Gründung der Sternwarte in Jena

Bei dieser Aussage im hohen Alter muss Goethe wohl vergessen oder verdrängt haben, dass er sich in seinen mittleren Jahren vielfältig mit Astronomie beschäftigt hatte. Er war entscheidend an der Gründung der Sternwarte in Jena, des wissenschaftlichen Zentrums des Herzogtums Sachsen-Weimar, beteiligt. Auf die Oberaufsicht über die neue Sternwarte war Goethe, ohne es damals zu ahnen, durch die Arbeit an seiner Farbenlehre im Jahr 1810 gut vorbereitet. Im historischen Teil der Farbenlehre würdigt Goethe kenntnisreich die umwälzenden Entdeckungen früherer Astronomen, so die Lehren von Kopernikus und Kepler. Im didaktischen Teil erinnert er an Tycho Brahes Beobachtung, »daß der Mond in Konjunktion um den fünften Teil kleiner erscheine als in Opposition«.

Sternwarte in Jena | Unter Goethes Oberaufsicht wurde im Jahr 1813 die Sternwarte Jena als Anbau an Schillers Gartenhaus (hinten links) errichtet. Das Bild entstand im Jahr 1879, nachdem der Physiker und Sternwartendirektor Ernst Abbe das Wohnhaus bezogen und die Gebäude rekonstruiert und erweitert hatte. Zehn Jahre später ließ Abbe den Sternwartenanbau abreißen und errichtete nahebei einen modernen Neubau.

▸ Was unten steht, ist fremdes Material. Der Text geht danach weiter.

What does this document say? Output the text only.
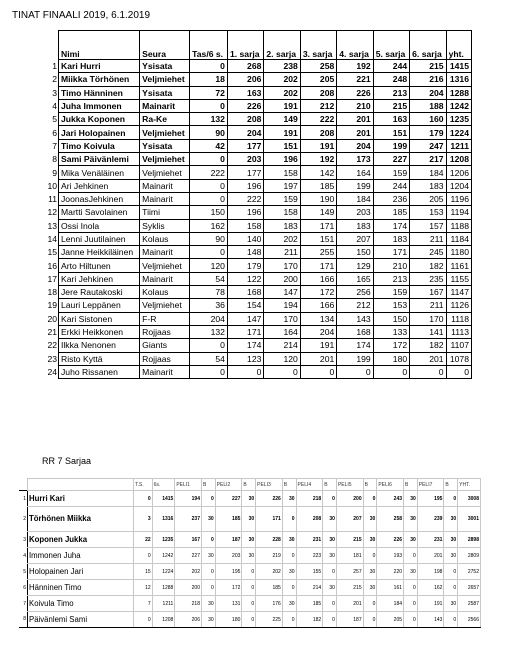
TINAT FINAALI 2019, 6.1.2019
	Nimi	Seura	Tas/6 s.	1. sarja	2. sarja	3. sarja	4. sarja	5. sarja	6. sarja	yht.
1	Kari Hurri	Ysisata	0	268	238	258	192	244	215	1415
2	Miikka Törhönen	Veljmiehet	18	206	202	205	221	248	216	1316
3	Timo Hänninen	Ysisata	72	163	202	208	226	213	204	1288
4	Juha Immonen	Mainarit	0	226	191	212	210	215	188	1242
5	Jukka Koponen	Ra-Ke	132	208	149	222	201	163	160	1235
6	Jari Holopainen	Veljmiehet	90	204	191	208	201	151	179	1224
7	Timo Koivula	Ysisata	42	177	151	191	204	199	247	1211
8	Sami Päivänlemi	Veljmiehet	0	203	196	192	173	227	217	1208
9	Mika Venäläinen	Veljmiehet	222	177	158	142	164	159	184	1206
10	Ari Jehkinen	Mainarit	0	196	197	185	199	244	183	1204
11	JoonasJehkinen	Mainarit	0	222	159	190	184	236	205	1196
12	Martti Savolainen	Tiimi	150	196	158	149	203	185	153	1194
13	Ossi Inola	Syklis	162	158	183	171	183	174	157	1188
14	Lenni Juutilainen	Kolaus	90	140	202	151	207	183	211	1184
15	Janne Heikkiläinen	Mainarit	0	148	211	255	150	171	245	1180
16	Arto Hiltunen	Veljmiehet	120	179	170	171	129	210	182	1161
17	Kari Jehkinen	Mainarit	54	122	200	166	165	213	235	1155
18	Jere Rautakoski	Kolaus	78	168	147	172	256	159	167	1147
19	Lauri Leppänen	Veljmiehet	36	154	194	166	212	153	211	1126
20	Kari Sistonen	F-R	204	147	170	134	143	150	170	1118
21	Erkki Heikkonen	Rojjaas	132	171	164	204	168	133	141	1113
22	Ilkka Nenonen	Giants	0	174	214	191	174	172	182	1107
23	Risto Kyttä	Rojjaas	54	123	120	201	199	180	201	1078
24	Juho Rissanen	Mainarit	0	0	0	0	0	0	0	0
RR 7 Sarjaa
		T.S.	6s.	PELI1	B	PELI2	B	PELI3	B	PELI4	B	PELI5	B	PELI6	B	PELI7	B	YHT.
1	Hurri Kari	0	1415	194	0	227	30	226	30	218	0	200	0	243	30	195	0	3008
2	Törhönen Miikka	3	1316	237	30	185	30	171	0	208	30	207	30	258	30	239	30	3001
3	Koponen Jukka	22	1235	167	0	187	30	228	30	231	30	215	30	226	30	231	30	2898
4	Immonen Juha	0	1242	227	30	203	30	219	0	223	30	181	0	193	0	201	30	2809
5	Holopainen Jari	15	1224	202	0	195	0	202	30	155	0	257	30	220	30	198	0	2752
6	Hänninen Timo	12	1288	200	0	172	0	185	0	214	30	215	30	161	0	162	0	2657
7	Koivula Timo	7	1211	218	30	131	0	176	30	185	0	201	0	184	0	191	30	2587
8	Päivänlemi Sami	0	1208	206	30	180	0	225	0	182	0	187	0	205	0	143	0	2566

Bereits bei der Bauplanung für die neue Sternwarte auf dem Grundstück des ehemaligen schillerschen Gartenhauses war Goethe anwesend (siehe »Sternwarte in Jena«). Am 3. September 1813, pünktlich zum 56. Geburtstag von Herzog Carl August, wurde die Sternwarte eingeweiht. Goethe fand mit dem Universitätsprofessor für Mathematik, Karl-Dietrich von Münchow, den ersten Direktor für die neue Sternwarte; allerdings war der in der Astronomie bis dahin noch nicht hervorgetreten. Goethe legte das Beobachtungsprogramm für die ihm unterstellte Einrichtung fest: »Es wird dem Astronomen zur Pflicht gemacht, beständig genau Zeit zu halten, alle Sternbedeckungen und sonstigen Himmelsbegebenheiten, welche zu Längenbestimmung dienen können, fleißig zu beobachten und sowohl diese Beobachtungen als alle anderen, welche der Astronomie zum Fortschreiten der Wissenschaft und neuen Entdeckungen gemacht, in Manuale einzutragen …«

Nachdem Carl August, seit dem Jahr 1815 Großherzog, eines Abends mit bloßem Auge einen hellen Meteor beobachtet hatte, war er sehr enttäuscht, dass »seine Sternwarte« das Ereignis nicht bemerkt hatte. Goethe ordnete daraufhin an, in Jena künftig auch Feuerkugeln, Sternschnuppen, Mondhöfe und Irrsterne zu beobachten, außerdem monatlich eine kleine atmosphärische Chronik nach Weimar zu liefern. Goethe glaubte längere Zeit nicht an den kosmischen Ursprung der Meteoriten. Er vermutete ihren Ursprung in der oberen Erdatmosphäre. Dort seien sie durch Zusammenballung von Staub und Gas entstanden; er nannte sie deshalb Aerolithen oder Luftsteine.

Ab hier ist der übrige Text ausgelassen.